- The CDC has faced political roadblocks in funding gun violence prevention efforts
- The Dickey Amendment prohibits the CDC from using federal funds to advocate or promote gun control
- Congress recently allocated $25 million for gun violence research
- States have received grants to build databases and collect data on gun violence
- The CDC's involvement in gun violence prevention has been controversial
In a recent video, firearm expert Braden discusses an NPR article about the CDC's funding for gun violence prevention efforts. He highlights the biased nature of the article and delves into the history behind the CDC's involvement in addressing gun injuries.
Braden points out that the CDC has faced political roadblocks in funding gun violence prevention. This is due to the Dickey Amendment, a 1996 Federal rule that prohibits the CDC from using federal funds to advocate or promote gun control. Despite the NPR article suggesting that the CDC is helping states address gun injuries, Braden argues that the Dickey Amendment prevents the CDC from funding gun control projects and research.
However, Braden reveals that there has been a compromise in recent years. Congress agreed to allocate $25 million for gun violence research in 2018, which was included in the 2020 spending bill. As part of this funding, states have received grants, around $225,000, to set up tools and databases to collect data on gun violence. Braden emphasizes that while this funding aims to collect data, it is not intended for funding gun control efforts.
Braden then goes on to discuss the origins of the Dickey Amendment. He explains that it arose in response to efforts made in the early 1990s to treat gun violence as a public health issue. The NRA played a significant role in lobbying for the elimination of the CDC's injury prevention center, leading to the addition of the Dickey Amendment to the spending bill. The amendment prohibits the use of funds for advocating or promoting gun control.

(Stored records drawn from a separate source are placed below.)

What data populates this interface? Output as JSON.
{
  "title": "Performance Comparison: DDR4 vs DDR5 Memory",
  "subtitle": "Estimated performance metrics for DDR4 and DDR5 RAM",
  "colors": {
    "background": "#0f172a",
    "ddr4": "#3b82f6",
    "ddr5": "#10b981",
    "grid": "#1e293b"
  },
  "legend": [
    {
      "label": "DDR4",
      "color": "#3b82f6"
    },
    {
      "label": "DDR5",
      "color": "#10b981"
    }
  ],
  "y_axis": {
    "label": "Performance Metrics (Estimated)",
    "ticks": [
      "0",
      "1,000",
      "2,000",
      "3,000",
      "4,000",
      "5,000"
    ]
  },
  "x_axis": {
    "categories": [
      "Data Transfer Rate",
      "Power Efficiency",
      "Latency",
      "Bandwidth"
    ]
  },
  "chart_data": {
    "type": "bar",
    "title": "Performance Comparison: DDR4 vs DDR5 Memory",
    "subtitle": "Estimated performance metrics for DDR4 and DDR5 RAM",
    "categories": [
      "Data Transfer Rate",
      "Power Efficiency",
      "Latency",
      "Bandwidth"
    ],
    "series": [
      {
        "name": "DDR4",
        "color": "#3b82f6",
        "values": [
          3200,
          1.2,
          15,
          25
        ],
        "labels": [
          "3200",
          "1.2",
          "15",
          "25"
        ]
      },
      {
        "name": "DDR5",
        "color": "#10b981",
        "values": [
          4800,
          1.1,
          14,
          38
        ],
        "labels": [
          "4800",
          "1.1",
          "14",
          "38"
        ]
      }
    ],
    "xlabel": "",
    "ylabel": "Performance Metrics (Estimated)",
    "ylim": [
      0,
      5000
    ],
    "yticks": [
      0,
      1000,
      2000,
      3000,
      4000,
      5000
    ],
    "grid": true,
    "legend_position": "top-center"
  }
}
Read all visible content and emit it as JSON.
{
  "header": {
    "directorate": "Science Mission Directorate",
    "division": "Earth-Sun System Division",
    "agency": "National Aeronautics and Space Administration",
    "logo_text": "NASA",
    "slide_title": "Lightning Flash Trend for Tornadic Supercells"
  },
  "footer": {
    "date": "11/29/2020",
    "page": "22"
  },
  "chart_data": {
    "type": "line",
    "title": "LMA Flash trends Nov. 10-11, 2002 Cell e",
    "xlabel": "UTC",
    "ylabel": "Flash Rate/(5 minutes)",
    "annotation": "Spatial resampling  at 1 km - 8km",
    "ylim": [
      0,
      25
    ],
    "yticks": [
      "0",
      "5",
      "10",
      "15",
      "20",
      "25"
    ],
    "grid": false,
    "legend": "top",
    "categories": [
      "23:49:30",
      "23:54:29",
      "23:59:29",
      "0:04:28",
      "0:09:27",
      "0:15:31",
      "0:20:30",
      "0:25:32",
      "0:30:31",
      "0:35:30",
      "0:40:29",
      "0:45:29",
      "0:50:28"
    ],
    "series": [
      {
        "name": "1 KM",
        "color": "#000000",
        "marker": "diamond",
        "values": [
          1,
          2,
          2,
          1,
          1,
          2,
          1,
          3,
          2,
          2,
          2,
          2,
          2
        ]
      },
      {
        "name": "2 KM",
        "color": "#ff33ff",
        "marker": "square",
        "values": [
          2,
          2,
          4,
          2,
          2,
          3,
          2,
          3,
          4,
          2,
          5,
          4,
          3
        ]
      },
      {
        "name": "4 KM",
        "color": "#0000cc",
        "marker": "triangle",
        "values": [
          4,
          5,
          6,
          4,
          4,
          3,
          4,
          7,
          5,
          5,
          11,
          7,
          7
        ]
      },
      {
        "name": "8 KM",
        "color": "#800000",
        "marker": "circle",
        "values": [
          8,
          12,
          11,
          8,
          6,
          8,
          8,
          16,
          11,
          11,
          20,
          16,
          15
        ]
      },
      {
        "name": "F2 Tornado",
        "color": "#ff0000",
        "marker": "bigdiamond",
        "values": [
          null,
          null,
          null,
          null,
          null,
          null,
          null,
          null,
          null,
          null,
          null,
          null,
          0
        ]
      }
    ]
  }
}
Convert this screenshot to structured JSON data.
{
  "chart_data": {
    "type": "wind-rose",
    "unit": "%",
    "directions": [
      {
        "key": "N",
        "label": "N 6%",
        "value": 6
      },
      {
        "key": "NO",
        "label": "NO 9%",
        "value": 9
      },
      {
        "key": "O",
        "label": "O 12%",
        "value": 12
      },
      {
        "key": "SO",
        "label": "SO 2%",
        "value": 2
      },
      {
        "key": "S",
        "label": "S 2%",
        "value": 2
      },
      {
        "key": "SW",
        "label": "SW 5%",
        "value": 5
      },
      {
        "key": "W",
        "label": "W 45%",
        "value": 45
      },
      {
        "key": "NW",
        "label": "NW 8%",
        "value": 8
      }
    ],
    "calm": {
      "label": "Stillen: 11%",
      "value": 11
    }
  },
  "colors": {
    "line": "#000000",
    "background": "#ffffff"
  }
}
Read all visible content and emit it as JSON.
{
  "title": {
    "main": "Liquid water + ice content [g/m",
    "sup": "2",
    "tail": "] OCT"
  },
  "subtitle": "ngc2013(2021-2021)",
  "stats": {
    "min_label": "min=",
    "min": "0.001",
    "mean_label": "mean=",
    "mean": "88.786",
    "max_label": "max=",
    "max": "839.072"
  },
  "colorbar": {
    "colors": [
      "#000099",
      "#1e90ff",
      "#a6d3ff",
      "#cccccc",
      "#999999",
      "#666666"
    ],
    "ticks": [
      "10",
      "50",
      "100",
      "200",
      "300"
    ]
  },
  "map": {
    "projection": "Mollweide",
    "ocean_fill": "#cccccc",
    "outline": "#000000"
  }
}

Braden criticizes the NPR article for framing the issue as a simple research and data collection effort. He argues that if the intention was solely research-based, there would be no problem obtaining the funds. However, he suggests that the CDC's involvement in gun violence prevention is driven by a desire for gun control, which the Dickey Amendment aims to prevent.
Finally, Braden questions the notion of a gun violence epidemic. He cites a state epidemiologist who states that unintentional gun injuries peaked in 2020, likely due to the pandemic, but have since returned to pre-pandemic levels. Braden questions the need for extensive gun control measures if the trend has returned to normal.
In conclusion, Braden's analysis highlights the complicated history of CDC funding for gun violence prevention and the impact of the Dickey Amendment. While the CDC has faced political roadblocks, recent funding has allowed states to collect data on gun violence. However, the intentions behind this funding and the broader debate around gun control remain contentious.